Es un momento de mucha esperanza, pero también de mucha incertidumbre. Emerge un país desobediente, un país que ya no teme a su élite. ¿Estaremos las nuevas fuerzas políticas a tono con ese nuevo Chile? ¿Se podrá construir en el seno de ese Chile una alternativa de cambio democrático y liberadora? Sólo la historia lo dirá.

1 Este texto es una versión modificada del original publicado en español el día 21 de octubre en Revista Rosa, www.revistarosa.cl. Ha servido de base para la publicación del 2 de noviembre en Jacobin Magazine, disponible aquí: https://jacobinmag.com/2019/11/chile-protests-frente-amplio-neoliberalism

2 Director de la Fundación Nodo XXI, responsable del programa en Educación del Frente Amplio en la elección presidencial de 2017.

3 Ruiz Encina, C. (2015). De nuevo la sociedad.
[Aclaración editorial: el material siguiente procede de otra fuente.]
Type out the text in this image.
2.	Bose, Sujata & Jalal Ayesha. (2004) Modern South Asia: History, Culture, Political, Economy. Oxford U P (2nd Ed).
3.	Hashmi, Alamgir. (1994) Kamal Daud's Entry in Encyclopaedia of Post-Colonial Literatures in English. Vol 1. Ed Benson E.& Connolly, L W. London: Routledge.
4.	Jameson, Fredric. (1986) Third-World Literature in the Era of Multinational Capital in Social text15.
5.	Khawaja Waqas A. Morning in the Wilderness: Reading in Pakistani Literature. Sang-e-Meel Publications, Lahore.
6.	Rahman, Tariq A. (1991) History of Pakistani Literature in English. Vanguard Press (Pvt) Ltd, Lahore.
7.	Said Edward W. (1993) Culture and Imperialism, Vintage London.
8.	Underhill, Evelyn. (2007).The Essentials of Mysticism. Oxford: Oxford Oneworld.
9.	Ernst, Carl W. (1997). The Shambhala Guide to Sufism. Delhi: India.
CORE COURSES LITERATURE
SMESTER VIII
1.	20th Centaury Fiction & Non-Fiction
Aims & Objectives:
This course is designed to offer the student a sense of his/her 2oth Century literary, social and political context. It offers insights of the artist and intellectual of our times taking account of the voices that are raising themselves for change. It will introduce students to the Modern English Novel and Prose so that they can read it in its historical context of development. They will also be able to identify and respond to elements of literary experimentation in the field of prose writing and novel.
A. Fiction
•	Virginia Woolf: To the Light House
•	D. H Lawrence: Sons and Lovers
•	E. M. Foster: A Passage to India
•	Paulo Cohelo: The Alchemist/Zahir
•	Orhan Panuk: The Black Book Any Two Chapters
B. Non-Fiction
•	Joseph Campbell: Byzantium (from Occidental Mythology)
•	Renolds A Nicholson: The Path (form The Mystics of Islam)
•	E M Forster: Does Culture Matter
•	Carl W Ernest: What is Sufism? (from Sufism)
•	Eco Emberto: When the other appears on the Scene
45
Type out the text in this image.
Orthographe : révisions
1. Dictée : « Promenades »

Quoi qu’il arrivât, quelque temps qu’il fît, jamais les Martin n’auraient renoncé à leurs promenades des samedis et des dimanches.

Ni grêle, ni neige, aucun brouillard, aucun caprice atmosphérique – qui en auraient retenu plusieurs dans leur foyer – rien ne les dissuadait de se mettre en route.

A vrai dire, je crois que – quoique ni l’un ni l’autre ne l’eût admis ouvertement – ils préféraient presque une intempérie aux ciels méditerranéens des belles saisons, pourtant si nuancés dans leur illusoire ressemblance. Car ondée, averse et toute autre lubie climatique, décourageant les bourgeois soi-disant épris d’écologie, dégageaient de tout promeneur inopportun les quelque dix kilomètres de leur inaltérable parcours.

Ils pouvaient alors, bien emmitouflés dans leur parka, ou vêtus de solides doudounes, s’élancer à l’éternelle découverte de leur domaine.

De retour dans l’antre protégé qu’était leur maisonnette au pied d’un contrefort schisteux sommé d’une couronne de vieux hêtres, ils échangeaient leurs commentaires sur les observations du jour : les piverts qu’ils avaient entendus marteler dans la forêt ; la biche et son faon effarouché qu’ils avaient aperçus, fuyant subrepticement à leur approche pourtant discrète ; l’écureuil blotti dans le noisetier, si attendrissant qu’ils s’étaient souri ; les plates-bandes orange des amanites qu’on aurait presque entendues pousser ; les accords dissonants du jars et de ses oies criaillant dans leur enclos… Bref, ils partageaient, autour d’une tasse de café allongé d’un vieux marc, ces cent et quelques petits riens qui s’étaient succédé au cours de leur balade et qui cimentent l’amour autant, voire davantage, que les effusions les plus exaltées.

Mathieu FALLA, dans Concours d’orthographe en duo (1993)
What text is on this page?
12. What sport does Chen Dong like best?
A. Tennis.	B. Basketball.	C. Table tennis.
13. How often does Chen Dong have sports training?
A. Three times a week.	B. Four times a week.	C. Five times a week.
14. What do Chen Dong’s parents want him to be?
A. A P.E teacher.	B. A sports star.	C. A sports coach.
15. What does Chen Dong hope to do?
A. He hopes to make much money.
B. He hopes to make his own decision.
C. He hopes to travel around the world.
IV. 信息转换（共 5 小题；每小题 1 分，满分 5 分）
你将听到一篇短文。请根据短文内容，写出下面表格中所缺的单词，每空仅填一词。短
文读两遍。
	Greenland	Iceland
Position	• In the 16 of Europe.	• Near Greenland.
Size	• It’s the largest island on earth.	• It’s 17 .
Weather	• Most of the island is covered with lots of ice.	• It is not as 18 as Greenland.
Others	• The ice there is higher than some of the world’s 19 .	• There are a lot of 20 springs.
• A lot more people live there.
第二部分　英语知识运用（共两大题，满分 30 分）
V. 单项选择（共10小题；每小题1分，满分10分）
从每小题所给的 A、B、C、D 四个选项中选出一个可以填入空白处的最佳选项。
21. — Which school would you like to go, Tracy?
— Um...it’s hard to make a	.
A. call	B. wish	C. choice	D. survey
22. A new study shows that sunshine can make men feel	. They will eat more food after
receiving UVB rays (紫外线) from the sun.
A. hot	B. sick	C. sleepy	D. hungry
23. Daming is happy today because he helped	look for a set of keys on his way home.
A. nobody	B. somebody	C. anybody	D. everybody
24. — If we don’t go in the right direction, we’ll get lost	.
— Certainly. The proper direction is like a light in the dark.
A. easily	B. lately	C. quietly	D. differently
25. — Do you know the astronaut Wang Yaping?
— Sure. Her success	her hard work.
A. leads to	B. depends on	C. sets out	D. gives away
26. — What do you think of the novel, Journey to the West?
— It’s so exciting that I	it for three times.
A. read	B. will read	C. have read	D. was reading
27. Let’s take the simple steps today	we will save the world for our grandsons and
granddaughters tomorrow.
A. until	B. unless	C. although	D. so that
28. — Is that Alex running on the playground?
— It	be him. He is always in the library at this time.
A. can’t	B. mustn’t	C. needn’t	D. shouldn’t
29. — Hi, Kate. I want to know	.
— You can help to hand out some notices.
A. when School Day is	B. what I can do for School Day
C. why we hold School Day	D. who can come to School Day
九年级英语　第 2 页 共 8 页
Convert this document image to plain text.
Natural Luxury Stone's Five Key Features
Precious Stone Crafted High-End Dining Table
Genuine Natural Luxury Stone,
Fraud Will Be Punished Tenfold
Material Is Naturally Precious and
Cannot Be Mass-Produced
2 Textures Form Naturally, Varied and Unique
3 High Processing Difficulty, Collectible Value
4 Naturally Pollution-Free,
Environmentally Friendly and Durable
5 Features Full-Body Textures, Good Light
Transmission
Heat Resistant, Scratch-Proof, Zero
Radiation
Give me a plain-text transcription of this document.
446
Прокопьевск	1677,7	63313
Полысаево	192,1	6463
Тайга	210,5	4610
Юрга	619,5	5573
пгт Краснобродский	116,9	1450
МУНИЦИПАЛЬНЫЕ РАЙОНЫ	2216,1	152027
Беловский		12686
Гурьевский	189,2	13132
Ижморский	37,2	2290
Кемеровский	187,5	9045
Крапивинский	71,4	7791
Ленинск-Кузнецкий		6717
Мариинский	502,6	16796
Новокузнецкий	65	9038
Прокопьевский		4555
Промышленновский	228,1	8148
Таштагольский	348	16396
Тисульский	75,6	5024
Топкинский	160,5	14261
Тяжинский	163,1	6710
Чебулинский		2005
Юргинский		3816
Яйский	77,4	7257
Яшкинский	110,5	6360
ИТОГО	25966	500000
Santiago: LOM-Fundación Nodo XXI. Sobre educación, un tratamiento en detalle en Orellana, V., Miranda, C., Guajardo, F., Sanhueza, J. M., Jara, C., & Carvallo, F. (2018). Entre el mercado gratuito y la educación pública. Dilemas de la educación chilena actual (V. Orellana, ed.). Santiago: LOM.

4 Harvey, D. (2007). El nuevo imperialismo. Madrid: Akal.

5 Ruiz Encina, C. (2015). De nuevo la sociedad. Santiago: LOM-Fundación Nodo XXI.